I think I was in rather flirty mode of drunkenness. I hope I didn’t try to get off with Mr Rhodes. Or indeed Mr Ben Moor, the comic actor and performer of the brilliant stage show Coelacanth. Mr Moor was at the Boogaloo, and also at the Latitude event. And I had seen him at Latitude festival itself in Suffolk last year: he was performing Coelacanth in the Theatre Tent and it was rather fantastic. Full of clever wordplay with lines such as ‘like a white flag to a bull’. So I bothered him about that. I think I annoyed him by saying I hadn’t worn one of his badges.

I regret not being able to remember very much about this night of flirty alcohol, but I don’t regret feeling extremely happy. It was a very happy kind of drunkenness.

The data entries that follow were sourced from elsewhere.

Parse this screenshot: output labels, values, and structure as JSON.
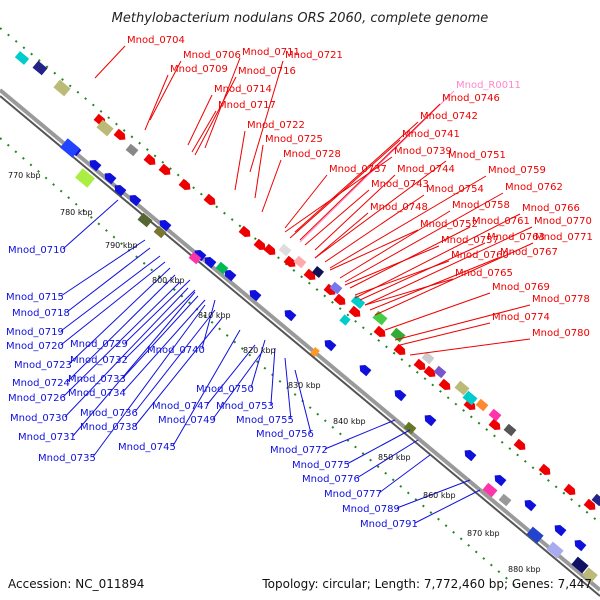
{
  "title": "Methylobacterium nodulans ORS 2060, complete genome",
  "footer": {
    "accession": "Accession: NC_011894",
    "summary": "Topology: circular; Length: 7,772,460 bp; Genes: 7,447"
  },
  "colors": {
    "forward": "#ee0000",
    "reverse": "#1010dd",
    "rna": "#ff88cc",
    "backbone": "#888888",
    "ticks": "#228822"
  },
  "kbp_labels": [
    "770 kbp",
    "780 kbp",
    "790 kbp",
    "800 kbp",
    "810 kbp",
    "820 kbp",
    "830 kbp",
    "840 kbp",
    "850 kbp",
    "860 kbp",
    "870 kbp",
    "880 kbp"
  ],
  "forward_labels": [
    {
      "text": "Mnod_0704",
      "type": "cds"
    },
    {
      "text": "Mnod_0706",
      "type": "cds"
    },
    {
      "text": "Mnod_0711",
      "type": "cds"
    },
    {
      "text": "Mnod_0721",
      "type": "cds"
    },
    {
      "text": "Mnod_0709",
      "type": "cds"
    },
    {
      "text": "Mnod_0716",
      "type": "cds"
    },
    {
      "text": "Mnod_0714",
      "type": "cds"
    },
    {
      "text": "Mnod_0717",
      "type": "cds"
    },
    {
      "text": "Mnod_R0011",
      "type": "rna"
    },
    {
      "text": "Mnod_0746",
      "type": "cds"
    },
    {
      "text": "Mnod_0742",
      "type": "cds"
    },
    {
      "text": "Mnod_0722",
      "type": "cds"
    },
    {
      "text": "Mnod_0741",
      "type": "cds"
    },
    {
      "text": "Mnod_0725",
      "type": "cds"
    },
    {
      "text": "Mnod_0739",
      "type": "cds"
    },
    {
      "text": "Mnod_0728",
      "type": "cds"
    },
    {
      "text": "Mnod_0751",
      "type": "cds"
    },
    {
      "text": "Mnod_0737",
      "type": "cds"
    },
    {
      "text": "Mnod_0744",
      "type": "cds"
    },
    {
      "text": "Mnod_0759",
      "type": "cds"
    },
    {
      "text": "Mnod_0743",
      "type": "cds"
    },
    {
      "text": "Mnod_0754",
      "type": "cds"
    },
    {
      "text": "Mnod_0762",
      "type": "cds"
    },
    {
      "text": "Mnod_0748",
      "type": "cds"
    },
    {
      "text": "Mnod_0758",
      "type": "cds"
    },
    {
      "text": "Mnod_0766",
      "type": "cds"
    },
    {
      "text": "Mnod_0752",
      "type": "cds"
    },
    {
      "text": "Mnod_0761",
      "type": "cds"
    },
    {
      "text": "Mnod_0770",
      "type": "cds"
    },
    {
      "text": "Mnod_0757",
      "type": "cds"
    },
    {
      "text": "Mnod_0763",
      "type": "cds"
    },
    {
      "text": "Mnod_0771",
      "type": "cds"
    },
    {
      "text": "Mnod_0760",
      "type": "cds"
    },
    {
      "text": "Mnod_0767",
      "type": "cds"
    },
    {
      "text": "Mnod_0765",
      "type": "cds"
    },
    {
      "text": "Mnod_0769",
      "type": "cds"
    },
    {
      "text": "Mnod_0778",
      "type": "cds"
    },
    {
      "text": "Mnod_0774",
      "type": "cds"
    },
    {
      "text": "Mnod_0780",
      "type": "cds"
    }
  ],
  "reverse_labels": [
    "Mnod_0710",
    "Mnod_0715",
    "Mnod_0718",
    "Mnod_0719",
    "Mnod_0720",
    "Mnod_0729",
    "Mnod_0732",
    "Mnod_0740",
    "Mnod_0723",
    "Mnod_0733",
    "Mnod_0724",
    "Mnod_0734",
    "Mnod_0726",
    "Mnod_0750",
    "Mnod_0747",
    "Mnod_0753",
    "Mnod_0736",
    "Mnod_0730",
    "Mnod_0749",
    "Mnod_0755",
    "Mnod_0738",
    "Mnod_0731",
    "Mnod_0756",
    "Mnod_0745",
    "Mnod_0735",
    "Mnod_0772",
    "Mnod_0775",
    "Mnod_0776",
    "Mnod_0777",
    "Mnod_0789",
    "Mnod_0791"
  ]
}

What I can say is that at one point Dan Rhodes gives me a free signed copy of his new novel, Gold. It has rounded corners and isn’t too long. Mr Rhodes is a believer in keeping stories short and to the point: he has also published a collection of 101 stories each lasting 101 words.

On the flyleaf, he’s put a quote from an Orange Juice lyric – “To Dickon – I’ll Never Be Man Enough For You.”